Bound states in QCD: Why only bound states of 2 or 3 quarks and not more?
There is no known reason that you can't have bound states like $qq\bar{q}\bar{q}$ or $qqqq\bar{q}$ or higher number excitations, but none have been observed to date.
You do have to make a color-neutral state, of course.
In the mid-2000 some folks thought that they had of pentaquark states (that the $qqqq\bar{q}$) for a while, but it was eventually concluded that they were wrong.
Added June 2013: Looks like we may have good evidence of four-quark bound states, though the detailed structure is not yet understood, and in the comments Peter Kravchuk points out that pentaquarks have come back while I wasn't paying attention (and the same state, too). Seem some egg may have moved from face to face.
As a quick explanation: all bound states are color-neutral.

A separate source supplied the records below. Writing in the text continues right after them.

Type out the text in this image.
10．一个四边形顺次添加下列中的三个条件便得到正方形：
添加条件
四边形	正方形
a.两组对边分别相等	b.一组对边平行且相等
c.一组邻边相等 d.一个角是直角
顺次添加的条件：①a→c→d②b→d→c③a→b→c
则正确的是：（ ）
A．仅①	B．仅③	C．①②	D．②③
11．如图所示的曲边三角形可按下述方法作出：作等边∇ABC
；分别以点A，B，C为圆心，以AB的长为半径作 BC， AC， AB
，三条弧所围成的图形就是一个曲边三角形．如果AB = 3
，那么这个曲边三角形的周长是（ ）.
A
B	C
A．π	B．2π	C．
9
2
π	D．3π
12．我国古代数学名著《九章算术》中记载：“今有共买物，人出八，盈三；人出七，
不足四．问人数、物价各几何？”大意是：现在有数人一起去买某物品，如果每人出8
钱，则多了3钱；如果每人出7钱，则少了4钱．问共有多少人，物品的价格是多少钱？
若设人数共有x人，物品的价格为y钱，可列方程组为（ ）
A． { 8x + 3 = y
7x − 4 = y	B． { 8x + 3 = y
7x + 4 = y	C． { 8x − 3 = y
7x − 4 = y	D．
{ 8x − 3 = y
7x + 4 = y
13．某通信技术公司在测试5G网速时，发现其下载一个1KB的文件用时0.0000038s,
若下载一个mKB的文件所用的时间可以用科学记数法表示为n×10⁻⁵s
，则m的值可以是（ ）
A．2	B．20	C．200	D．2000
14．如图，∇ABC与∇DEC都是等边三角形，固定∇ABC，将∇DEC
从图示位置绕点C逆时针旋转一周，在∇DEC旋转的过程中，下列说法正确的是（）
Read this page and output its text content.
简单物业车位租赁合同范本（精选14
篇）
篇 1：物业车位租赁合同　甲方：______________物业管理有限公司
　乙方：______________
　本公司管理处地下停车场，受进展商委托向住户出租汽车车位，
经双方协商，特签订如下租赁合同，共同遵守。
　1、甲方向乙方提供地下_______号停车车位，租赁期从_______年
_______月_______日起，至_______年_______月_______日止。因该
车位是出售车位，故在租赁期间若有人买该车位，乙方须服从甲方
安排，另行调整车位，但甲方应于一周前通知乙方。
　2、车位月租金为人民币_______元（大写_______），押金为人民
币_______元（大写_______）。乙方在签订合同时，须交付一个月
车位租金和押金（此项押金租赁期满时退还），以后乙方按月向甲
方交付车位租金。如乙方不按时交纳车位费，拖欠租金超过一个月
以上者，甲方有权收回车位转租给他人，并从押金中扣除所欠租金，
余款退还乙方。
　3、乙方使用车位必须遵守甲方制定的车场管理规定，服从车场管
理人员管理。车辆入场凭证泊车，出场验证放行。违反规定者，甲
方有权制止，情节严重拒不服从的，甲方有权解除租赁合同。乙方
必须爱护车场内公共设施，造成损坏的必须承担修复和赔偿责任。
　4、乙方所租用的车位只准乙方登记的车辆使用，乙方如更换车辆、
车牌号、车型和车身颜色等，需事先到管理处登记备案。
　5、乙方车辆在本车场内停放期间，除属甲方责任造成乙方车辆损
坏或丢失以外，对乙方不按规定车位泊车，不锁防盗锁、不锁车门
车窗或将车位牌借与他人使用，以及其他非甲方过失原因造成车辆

The intuitive reason is that the strong interaction is so strong that it would pull any color-charged particles together. (Because the strong force increases with distance, you can't get around this by spreading out the charged particles, as you can with the EM interaction.)
Since there are 3 colors, you can either achieve a color-neutral state by combining one quark of each color, which gives you a baryon, or a quark and an antiquark of the same color (e.g. blue and antiblue), which gives you a meson. Any combination of more quarks or antiquarks that works out to being color-neutral, such as the hypothetical pentaquark, can be broken down into some combination of baryons and mesons, which means that such a particle would probably naturally decay in that way, if it could even exist (which there is no evidence for).
In a sense every nucleus is a bound state of 3N quarks. After all, the nuclear force between nucleons (protons and neutrons) is a result of the leakage of the strong color force outside the "boundary" of the nucleon. So there are undoubtedly gluons and even quark exchanges between the nucleons of a nucleus.